Social media provides a landscape for users to comment on the lives of those in the spotlight, including younger celebrities like Kit Connor. In an interview with GQ magazine, the 18 year-old said ‘In many ways it’s [social media] great, but as someone who’s in the public eye, if you look for people saying bad stuff about you, you’ll find it.’ This details how damaging social platforms can be to celebrities in every demographic. Our teenage years and early adult life is a self-defining time when we wrestle anxiety, insecurities and societal pressures.

To experience this in the eyes of the persistently criticising world of social media can only lead to a negative impact on a young celebrity’s mental health. The online environment demands authenticity yet perfection, activism and openness. Celebrities social media is increasingly becoming more challenging, and for those who are younger, it is seemingly impossible to manage both being famous and online.

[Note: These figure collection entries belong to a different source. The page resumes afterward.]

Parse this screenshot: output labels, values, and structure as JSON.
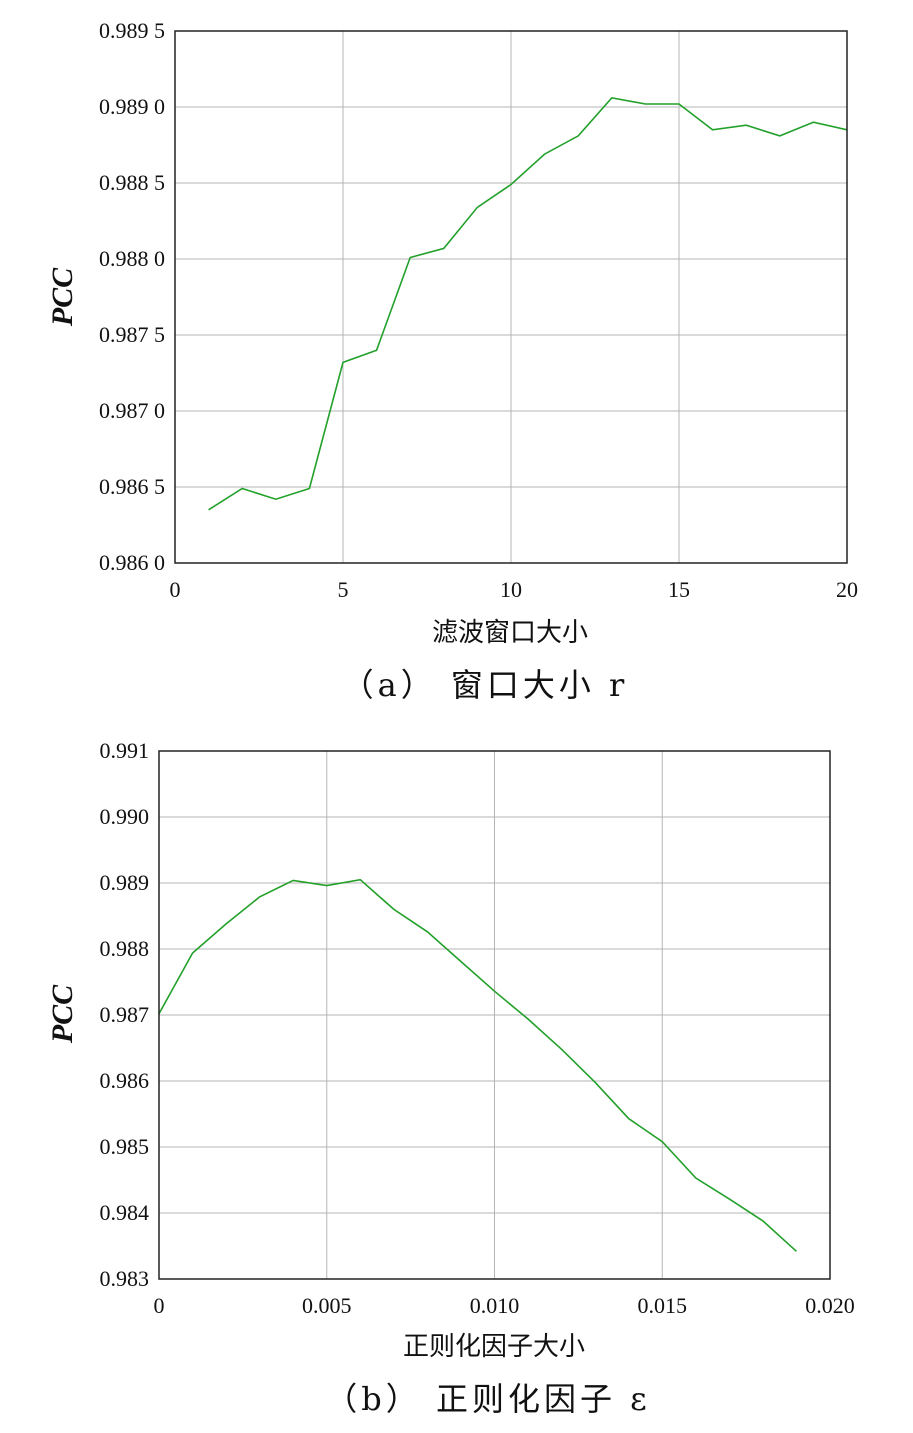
{
  "chart_data": [
    {
      "type": "line",
      "ylabel": "PCC",
      "xlabel": "滤波窗口大小",
      "caption": "（a） 窗口大小 r",
      "xlim": [
        0,
        20
      ],
      "ylim": [
        0.986,
        0.9895
      ],
      "xticks": [
        0,
        5,
        10,
        15,
        20
      ],
      "xtick_labels": [
        "0",
        "5",
        "10",
        "15",
        "20"
      ],
      "yticks": [
        0.986,
        0.9865,
        0.987,
        0.9875,
        0.988,
        0.9885,
        0.989,
        0.9895
      ],
      "ytick_labels": [
        "0.986 0",
        "0.986 5",
        "0.987 0",
        "0.987 5",
        "0.988 0",
        "0.988 5",
        "0.989 0",
        "0.989 5"
      ],
      "grid": true,
      "color": "#22a02a",
      "x": [
        1,
        2,
        3,
        4,
        5,
        6,
        7,
        8,
        9,
        10,
        11,
        12,
        13,
        14,
        15,
        16,
        17,
        18,
        19,
        20
      ],
      "y": [
        0.98635,
        0.98649,
        0.98642,
        0.98649,
        0.98732,
        0.9874,
        0.98801,
        0.98807,
        0.98834,
        0.98849,
        0.98869,
        0.98881,
        0.98906,
        0.98902,
        0.98902,
        0.98885,
        0.98888,
        0.98881,
        0.9889,
        0.98885
      ]
    },
    {
      "type": "line",
      "ylabel": "PCC",
      "xlabel": "正则化因子大小",
      "caption": "（b） 正则化因子 ε",
      "xlim": [
        0,
        0.02
      ],
      "ylim": [
        0.983,
        0.991
      ],
      "xticks": [
        0,
        0.005,
        0.01,
        0.015,
        0.02
      ],
      "xtick_labels": [
        "0",
        "0.005",
        "0.010",
        "0.015",
        "0.020"
      ],
      "yticks": [
        0.983,
        0.984,
        0.985,
        0.986,
        0.987,
        0.988,
        0.989,
        0.99,
        0.991
      ],
      "ytick_labels": [
        "0.983",
        "0.984",
        "0.985",
        "0.986",
        "0.987",
        "0.988",
        "0.989",
        "0.990",
        "0.991"
      ],
      "grid": true,
      "color": "#22a02a",
      "x": [
        0,
        0.001,
        0.002,
        0.003,
        0.004,
        0.005,
        0.006,
        0.007,
        0.008,
        0.009,
        0.01,
        0.011,
        0.012,
        0.013,
        0.014,
        0.015,
        0.016,
        0.017,
        0.018,
        0.019
      ],
      "y": [
        0.98702,
        0.98794,
        0.98838,
        0.98879,
        0.98904,
        0.98896,
        0.98905,
        0.9886,
        0.98826,
        0.98781,
        0.98736,
        0.98694,
        0.98648,
        0.98598,
        0.98543,
        0.98508,
        0.98453,
        0.98421,
        0.98388,
        0.98342
      ]
    }
  ]
}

Whilst fans support celebrities and hold them close to their hearts, this can become intrinsically harmful when it extends into the personal lives of these public figures

The damaging nature of the online-sphere also sparks conversations about fan culture clashing with the private lives of celebrities. Whilst fans support celebrities and hold them close to their hearts, this can become intrinsically harmful when it extends into the personal lives of these public figures. Too often are the boundaries put up by celebrities torn down by fans who feel that they are entitled an insight into their personal affairs merely because they are a ‘fan’. The privacy of a celebrity should not be interfered with for the sake of media discussion, particularly when it involves young celebrities such as Kit Connor. In the midst of excitement and aggression, internet users forget to respect this sort of privacy and feel as though they ‘deserve’ answers to their undeniably personal questions.

Connor’s Heartstopper co-star Joe Locke said in a GQ interview that “someone making money out of rumours about who I – an 18-year-old boy – might be liking or talking to, [is] really gross and perverted.” This perfectly puts into words how predatory tabloids behave in order to cater to fan entitlement.

In an era where social media provides an environment abundant of toxicity and where users can conjure up masses of unmonitored hate, it is important that young celebrities take a stand against the harmful nature of the internet. Their choice to delete these apps consequently sparks conversation of cancel culture and could potentially discourage grossly personal fan entitlement into topics such as sexuality and identity. It is time we reassess the position of fans and celebrities in proximity to each other and from the words of Alice Oseman’s Heartstopper, “it’s very rude to speculate about people’s sexuality.”